Antes del coronavirus del siglo XXI la Humanidad asume el dogma de la muerte de Dios como en Así habló Zaratustra y de suyo acepta la falta de discernimiento entre la maldad y la bondad. Estas se hacen relativas como relativas se anuncian, en efecto, las realidades de la virtualidad o del paso – le copio el giro a Zigmunt Bauman – desde la modernidad de sólidos a la líquida e informe, sin códigos, sin cánones, que no sean los de la instantaneidad de la experiencia y al costo que sea.
¿No es eso lo que cabe predicar de los millenial nuestros, los venezolanos conocidos como “bolichicos”, quienes han dejado a sus compatriotas sin agua ni electricidad para contener a la pandemia global?
En buena hora la historia topa con hombres responsables. “Eres el único justo que he encontrado en esta generación” le dice Dios a Noé, que toma a su cargo y resguarda en su lar o mítica Arca “siete parejas de cada especie” para salvarlas antes de que el resto de los vivientes perezcan, “desde el hombre hasta los animales”.

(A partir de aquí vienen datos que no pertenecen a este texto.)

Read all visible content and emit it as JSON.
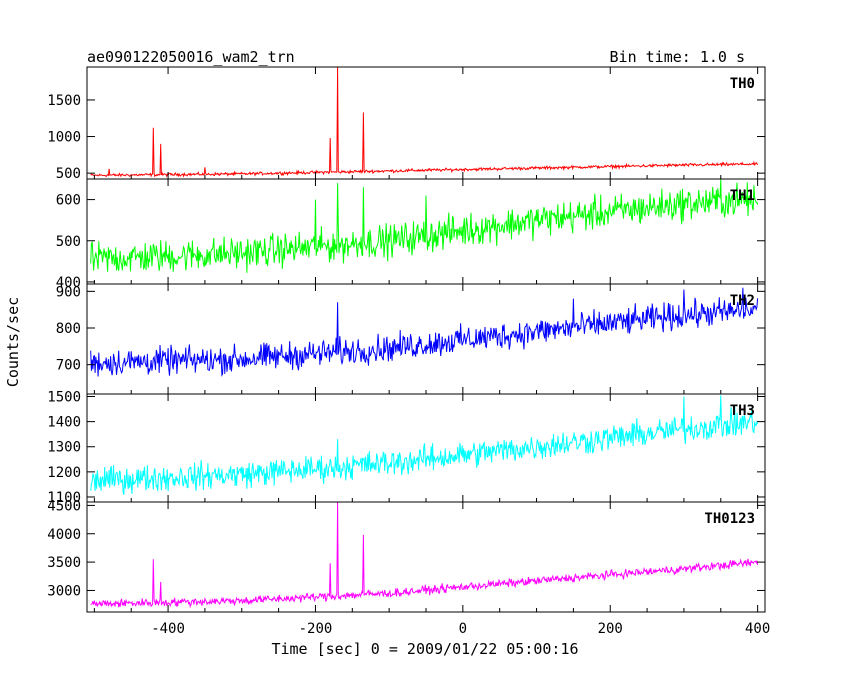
{
  "chart_data": {
    "type": "line",
    "title_left": "ae090122050016_wam2_trn",
    "title_right": "Bin time: 1.0 s",
    "xlabel": "Time [sec] 0 = 2009/01/22 05:00:16",
    "ylabel": "Counts/sec",
    "x_range": [
      -510,
      410
    ],
    "x_ticks": [
      -400,
      -200,
      0,
      200,
      400
    ],
    "grid": false,
    "panels": [
      {
        "name": "TH0",
        "color": "#ff0000",
        "ylim": [
          420,
          1950
        ],
        "y_ticks": [
          500,
          1000,
          1500
        ],
        "baseline": [
          [
            -505,
            470
          ],
          [
            -300,
            490
          ],
          [
            -100,
            530
          ],
          [
            100,
            570
          ],
          [
            300,
            610
          ],
          [
            400,
            625
          ]
        ],
        "noise": 15,
        "spikes": [
          [
            -420,
            1120
          ],
          [
            -410,
            900
          ],
          [
            -180,
            980
          ],
          [
            -170,
            1950
          ],
          [
            -135,
            1330
          ],
          [
            -480,
            560
          ],
          [
            -350,
            580
          ]
        ]
      },
      {
        "name": "TH1",
        "color": "#00ff00",
        "ylim": [
          395,
          650
        ],
        "y_ticks": [
          400,
          500,
          600
        ],
        "baseline": [
          [
            -505,
            455
          ],
          [
            -300,
            470
          ],
          [
            -100,
            500
          ],
          [
            100,
            550
          ],
          [
            300,
            590
          ],
          [
            400,
            600
          ]
        ],
        "noise": 30,
        "spikes": [
          [
            -170,
            640
          ],
          [
            -135,
            630
          ],
          [
            -200,
            600
          ],
          [
            -50,
            610
          ],
          [
            350,
            650
          ]
        ]
      },
      {
        "name": "TH2",
        "color": "#0000ff",
        "ylim": [
          620,
          920
        ],
        "y_ticks": [
          700,
          800,
          900
        ],
        "baseline": [
          [
            -505,
            705
          ],
          [
            -300,
            715
          ],
          [
            -100,
            745
          ],
          [
            100,
            790
          ],
          [
            300,
            835
          ],
          [
            400,
            850
          ]
        ],
        "noise": 28,
        "spikes": [
          [
            -170,
            870
          ],
          [
            380,
            910
          ],
          [
            300,
            905
          ],
          [
            150,
            880
          ]
        ]
      },
      {
        "name": "TH3",
        "color": "#00ffff",
        "ylim": [
          1080,
          1510
        ],
        "y_ticks": [
          1100,
          1200,
          1300,
          1400,
          1500
        ],
        "baseline": [
          [
            -505,
            1165
          ],
          [
            -300,
            1190
          ],
          [
            -100,
            1235
          ],
          [
            100,
            1300
          ],
          [
            300,
            1370
          ],
          [
            400,
            1400
          ]
        ],
        "noise": 40,
        "spikes": [
          [
            -170,
            1330
          ],
          [
            300,
            1500
          ],
          [
            350,
            1505
          ]
        ]
      },
      {
        "name": "TH0123",
        "color": "#ff00ff",
        "ylim": [
          2620,
          4560
        ],
        "y_ticks": [
          3000,
          3500,
          4000,
          4500
        ],
        "baseline": [
          [
            -505,
            2760
          ],
          [
            -300,
            2820
          ],
          [
            -100,
            2950
          ],
          [
            100,
            3170
          ],
          [
            300,
            3380
          ],
          [
            400,
            3500
          ]
        ],
        "noise": 55,
        "spikes": [
          [
            -420,
            3550
          ],
          [
            -410,
            3150
          ],
          [
            -180,
            3480
          ],
          [
            -170,
            4560
          ],
          [
            -135,
            3980
          ]
        ]
      }
    ]
  }
}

Los Noé de actualidad son muchos en esta Tierra conmovida. Las especies naturales paradójicamente renacen y abandonan sus nidos. Nos acogen aquellos y cuidan de los suyos, los ponen en cuarentena. Les ofrecen sus diligentes cuidados para salvarlos. Sin embargo, restan los otros, quienes antes que cuidar de los suyos los explotan para sus despropósitos. Les distraen para que no suban a sus Arcas sin advertirles que el diluvio que se nos viene encima y durará más de cuarenta días y cuarenta noches. No dejo de pensar en las víctimas que son mantenidas bajo secuestro político en Venezuela, Cuba, Nicaragua, ¡e incluso México!
Pasado el diluvio Noé suelta primero a un cuervo, ¿signo del mal que siempre acecha?, seguidamente a una paloma que regresa en su pico con una rama verde olivo. Es llegada, así, la hora del “orden nuevo del mundo”. Queda inscrita, desde entonces, una alianza perpetua. Dios deja bajo disposición del género humano “todo cuanto se mueve sobre la tierra”: léase su liquidez, sus movimientos, sus discernimientos, sus diferencias, sus relatividades. Le ata a un absoluto y universal: “Lo único que no deben comer es la carne con su alma, es decir, con su sangre”.
Todo el que viole ese pacto, óigase bien y óiganlo los responsables de contener al coronavirus en países secuestrados, deberá responder “de la sangre del hombre, hermano suyo”, el día después.